Synopses of Numbers 34 - 44 of 66 Obstacles to a Successful Business Sale
In the last issue (#26), we provided brief Synopses of Numbers 23 – 33 of 66 Obstacles to a Successful Business Sale. This issue will supply short Synopses of Numbers 34 – 44 of 66 Obstacles to a Successful Business Sale.
" Every problem has a gift for you in its hands. " Richard Bach
Synopses of Numbers 34 - 44 of 66 Obstacles to a Successful Business Sale
To view the complete list of 66 obstacles, click on this article: Issue #23 – 66 Obstacles to a Successful Business Sale.
Following are brief summaries of obstacles 34 – 44:
34) Owners Forced to Sell Due to Factors Beyond Control
If an owner fails to plan for the sale of the business and is then confronted with factors beyond control (such as illness, disability, economic downturn, etc.), the business may not be salable and there may be insufficient time to overcome obstacles that preclude the possibility of a successful sale.
35) Trying to Sell to Someone Who Doesn't Want to Buy (Competitors)
If contacted, industry buyers, such as competitors, suppliers or customers will always feign interest to enable them to learn more about your business. But generally they will not pay a fair price and the risk of a confidentiality breach is heightened considerably. Read more in this article: Issue #22 – Customers, Suppliers and Competitors as Buyer Prospects.
36) Seller Fails to Plan for Life after the Sale
Many owners do not look forward to retirement because they feel they will lose a part of themselves. In their minds, the business is the owner and the owner is the business. That type of thinking is not conducive to a successful sale, nor is it conducive to taking that first step towards developing an exit plan. Read more in this article: Issue #50 – Consider Your Post-Exit Options.
37) Seller has no Business Plan
Although your business valuation is based on past earnings, buyers are really buying future potential.
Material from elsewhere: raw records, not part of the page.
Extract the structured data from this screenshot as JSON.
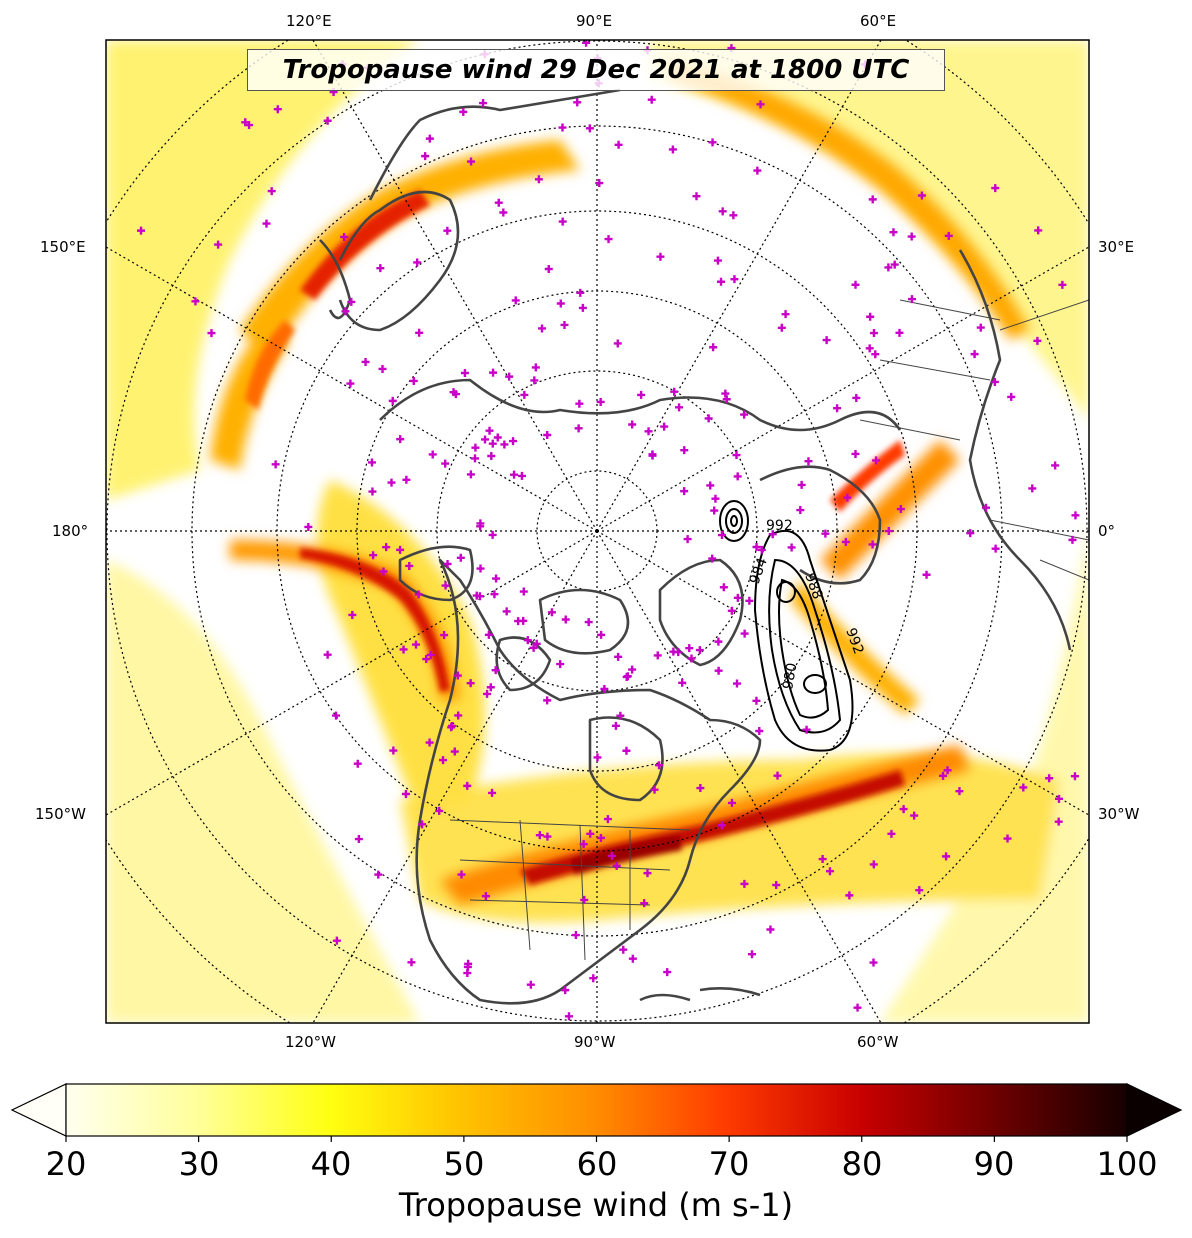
{
  "title": "Tropopause wind 29 Dec 2021 at 1800 UTC",
  "longitude_labels": {
    "top": [
      "120°E",
      "90°E",
      "60°E"
    ],
    "bottom": [
      "120°W",
      "90°W",
      "60°W"
    ],
    "left": [
      "150°E",
      "180°",
      "150°W"
    ],
    "right": [
      "30°E",
      "0°",
      "30°W"
    ]
  },
  "colorbar": {
    "label": "Tropopause wind (m s-1)",
    "ticks": [
      "20",
      "30",
      "40",
      "50",
      "60",
      "70",
      "80",
      "90",
      "100"
    ],
    "range": [
      20,
      100
    ],
    "extend": "both",
    "colormap": "hot_r"
  },
  "contour_labels": [
    "992",
    "984",
    "988",
    "980",
    "992"
  ],
  "colors": {
    "observation_marker": "#c800c8",
    "coastline": "#444444",
    "contour": "#000000"
  }
}
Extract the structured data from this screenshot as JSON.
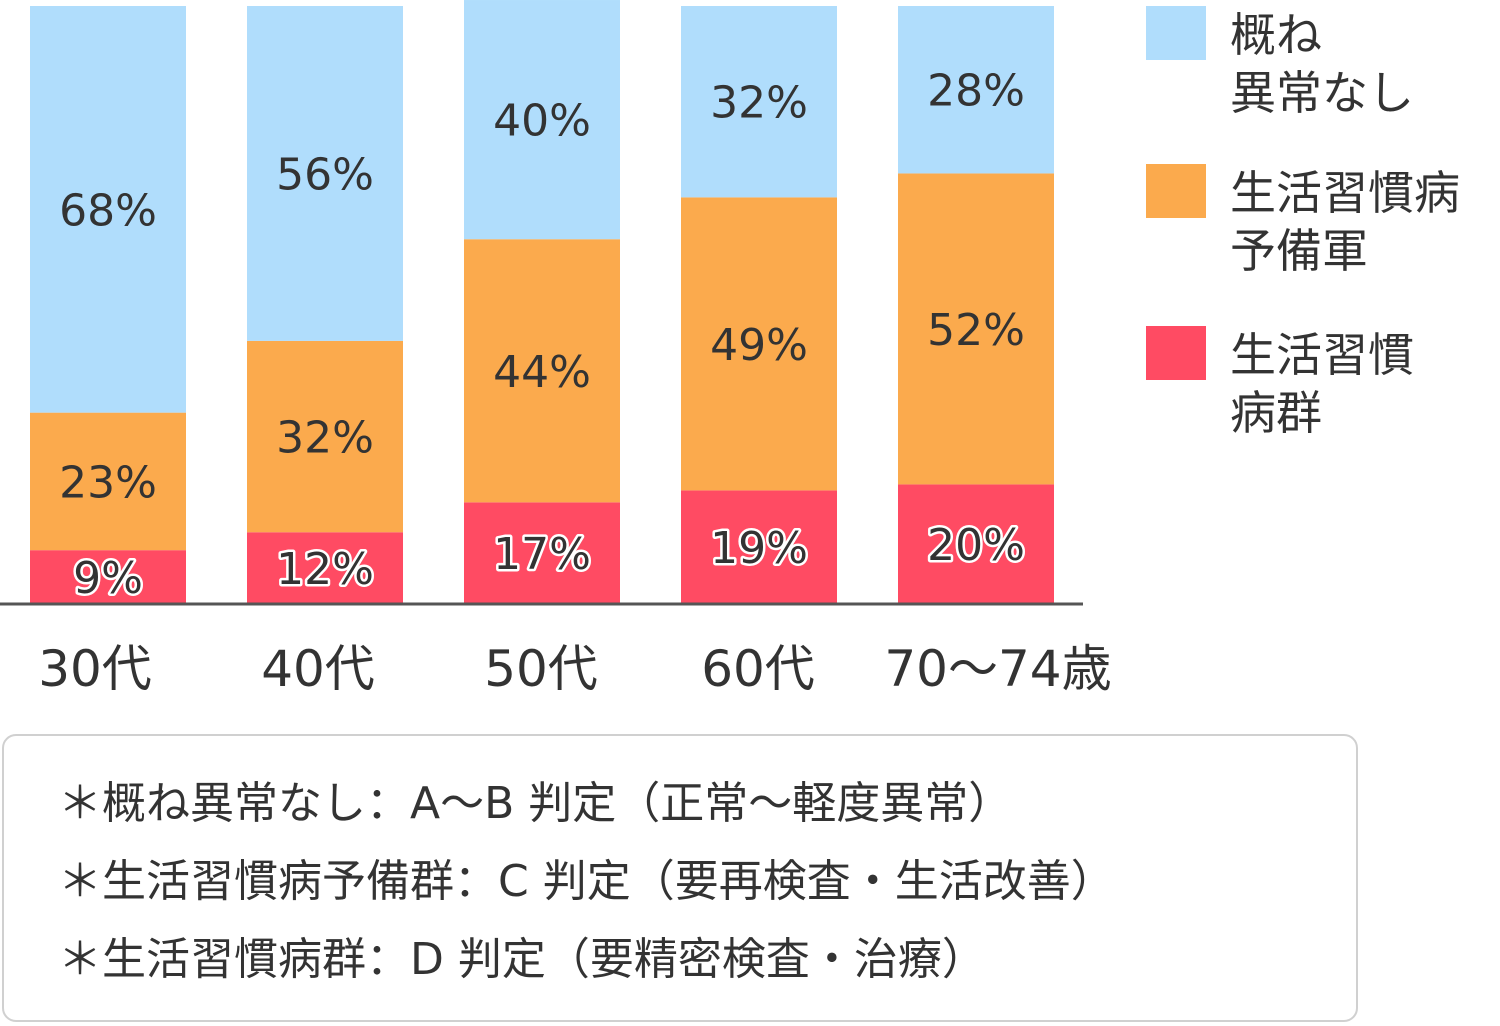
{
  "chart_data": {
    "type": "bar",
    "stacked": true,
    "normalized_percent": true,
    "categories": [
      "30代",
      "40代",
      "50代",
      "60代",
      "70〜74歳"
    ],
    "series": [
      {
        "name": "生活習慣病群",
        "color": "#ff4b63",
        "values": [
          9,
          12,
          17,
          19,
          20
        ],
        "labels": [
          "9%",
          "12%",
          "17%",
          "19%",
          "20%"
        ]
      },
      {
        "name": "生活習慣病予備軍",
        "color": "#fbaa4d",
        "values": [
          23,
          32,
          44,
          49,
          52
        ],
        "labels": [
          "23%",
          "32%",
          "44%",
          "49%",
          "52%"
        ]
      },
      {
        "name": "概ね異常なし",
        "color": "#b0ddfc",
        "values": [
          68,
          56,
          40,
          32,
          28
        ],
        "labels": [
          "68%",
          "56%",
          "40%",
          "32%",
          "28%"
        ]
      }
    ],
    "ylim": [
      0,
      100
    ],
    "grid": false,
    "legend_position": "right"
  },
  "legend": [
    {
      "lines": [
        "概ね",
        "異常なし"
      ],
      "color": "#b0ddfc"
    },
    {
      "lines": [
        "生活習慣病",
        "予備軍"
      ],
      "color": "#fbaa4d"
    },
    {
      "lines": [
        "生活習慣",
        "病群"
      ],
      "color": "#ff4b63"
    }
  ],
  "notes": [
    "＊概ね異常なし：A〜B 判定（正常〜軽度異常）",
    "＊生活習慣病予備群：C 判定（要再検査・生活改善）",
    "＊生活習慣病群：D 判定（要精密検査・治療）"
  ]
}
Buyers need your input to have a good understanding of future growth prospects. A business plan is not only beneficial when selling your business, it will also help grow the business during your ownership term. Read more in this article: Issue #38 – Preparing to Sell Your Business – Writing the Buyer’s Business Plan.
38) Sellers Unwilling to use Professional Advisors
Abraham Lincoln wasn’t referring to business sales when he said “He who represents himself has a fool for a client”, but it surely applies. Selling your business without professional advisors is a horrible idea! Read more in this article: Issue #74 – Owners Who Try to Sell the Business Themselves.
39) Not Involving Professional Advisors Soon Enough
You will benefit by involving professional advisors early on in your business exit planning process. Read more in this article: Issue #49 – Selecting Business Exit Planning Advisors.
40) Overprotective Professional Advisors
Every business sale transaction has risks on both sides. When negotiating with buyers, tell your attorney, accountant, etc., upfront that you want to understand the risks, but you also want to make a deal. Make sure they know you intend to be the decision-maker on any contentious issues.
41) Professional Advisors' Potential Conflict of Interest
Always be aware of a professional advisor’s potential conflict of interest. For instance, your company’s attorney and CPA do not want to lose your business as an ongoing client generating recurring annual fees.